# Infographics Lie. Here’s How To Spot The B.S.

## Infographics are all over the place nowadays. How do you know which ones to trust? Follow these three easy steps to save yourself from getting duped.

We live in an age of Big: Big Computers, Big Data, and Big Lies.

Faced with an unprecedented torrent of information, data scientists have turned to the visual arts to make sense of big data. The result of this unlikely marriage–often called “data visualizations” or “infographics”–has repeatedly provided us with new and insightful perspectives on the world around us.

However, time and time again we have seen that data visualizations can easily be manipulated to lie. By misrepresenting, altering, or faking the data they visualize, data scientists can twist public opinion to their benefit and even profit at our expense.

We have a natural tendency to trust images more than text. As a result, we’re easily fooled by data visualizations. But fortunately, there are three easy steps we can follow to save ourselves from getting duped in the data deluge.

#### 1. Check the data presentation

The subtlest way a data visualization can fool you is by using visual cues to make data stand out that normally wouldn’t. Be on the lookout for these visual tricks.

Color cues
Color is one popular tool for making certain data stand out above the rest. When considering the map below, Kentucky and Utah (the darkest and the lightest) will most likely stand out to us first.

If this map were showing percentage of the population that smokes (dark = more, light = fewer), we may quickly conclude that Kentucky has a serious smoking problem. But what if we looked at the raw numbers and saw that 27% of Kentuckians and 23% of Utahans smoke?
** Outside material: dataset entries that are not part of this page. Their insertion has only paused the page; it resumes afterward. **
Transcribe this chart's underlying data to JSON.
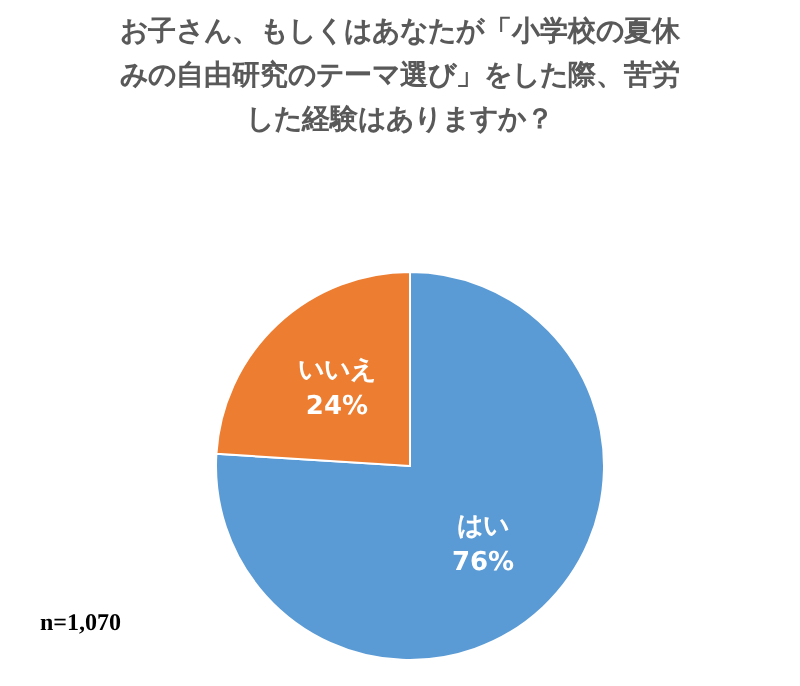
{
  "chart_data": {
    "type": "pie",
    "title": "お子さん、もしくはあなたが「小学校の夏休みの自由研究のテーマ選び」をした際、苦労した経験はありますか？",
    "categories": [
      "はい",
      "いいえ"
    ],
    "values": [
      76,
      24
    ],
    "colors": [
      "#5b9bd5",
      "#ed7d31"
    ],
    "value_labels": [
      "76%",
      "24%"
    ],
    "legend": false,
    "annotations": [
      "n=1,070"
    ]
  }
}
Not so big of a difference after all.

Make sure to look at what the colors actually represent before drawing a conclusion from the visualization.

Structural cues
Structure is another popular tool for making data immediately stand out. In the bar charts below, we’re looking at the same data but with different y-axis ranges. Notice how such a simple structural change can make data look much more significant.

Is an increase of 15 fraudulent visualizations from last year really “skyrocketing”? Don’t let the structure of the visualization decide that for you. Always check the numbers that the visualization is representing.

#### 2. Check the data source

Not all data are created equal. Here’s how to sort out the good data from the bad.

Make sure the data source is reliable
Data collected by an amateur is more error-prone than data collected by a professional scientist. Do a quick web search to see if the people who collected and organized the data have a good track record of collecting and distributing data.

Make sure the data source isn’t biased
A drug company may be inclined to present fake data showing that their latest drug is more effective than it really is, or a political organization may manipulate data to discredit their political opponents. Think twice when considering data provided by biased groups.

Generally, we can trust data provided by:
•Government organizations
•University research laboratories
•Nonpartisan organizations

And we should look more closely at data provided by:
•For-profit companies
•Partisan organizations

If the data source isn’t listed, take the data visualization with many grains of salt.

#### 3. Check the data alterations

Many data sets require a little bit of house cleaning before they can be visualized, but excessive curation can be a sign of misrepresented data. Every good data visualization will come with the blueprints describing how the data was manipulated from its raw form into the visualization you see. Give the blueprints a quick read and watch out for the following data alterations.

Excluded data
Ensure that the explanations for excluding that data are reasonable. Sometimes the “explanation” may be that the data inconveniently contrasted with the story the author wanted to tell.

Transformed data
Data transformation, the process of converting data from one format to another format, can complicate the relationships between data. It’s difficult to interpret a finding such as, “The log transform of a city’s productivity is related to the log transform of the city’s population.” See how that doesn’t make any sense to us in practical terms? That’s why transforming data can potentially be misleading. Be wary if several transformations have been applied to the data.

Statistics
Statistics are an often-abused tool in data science. “Fatal shark attacks have risen 100% this year” sounds like an alarming statistic until you realize that only one person was fatally attacked by a shark last year. Check the raw numbers when data visualizations present only the statistics.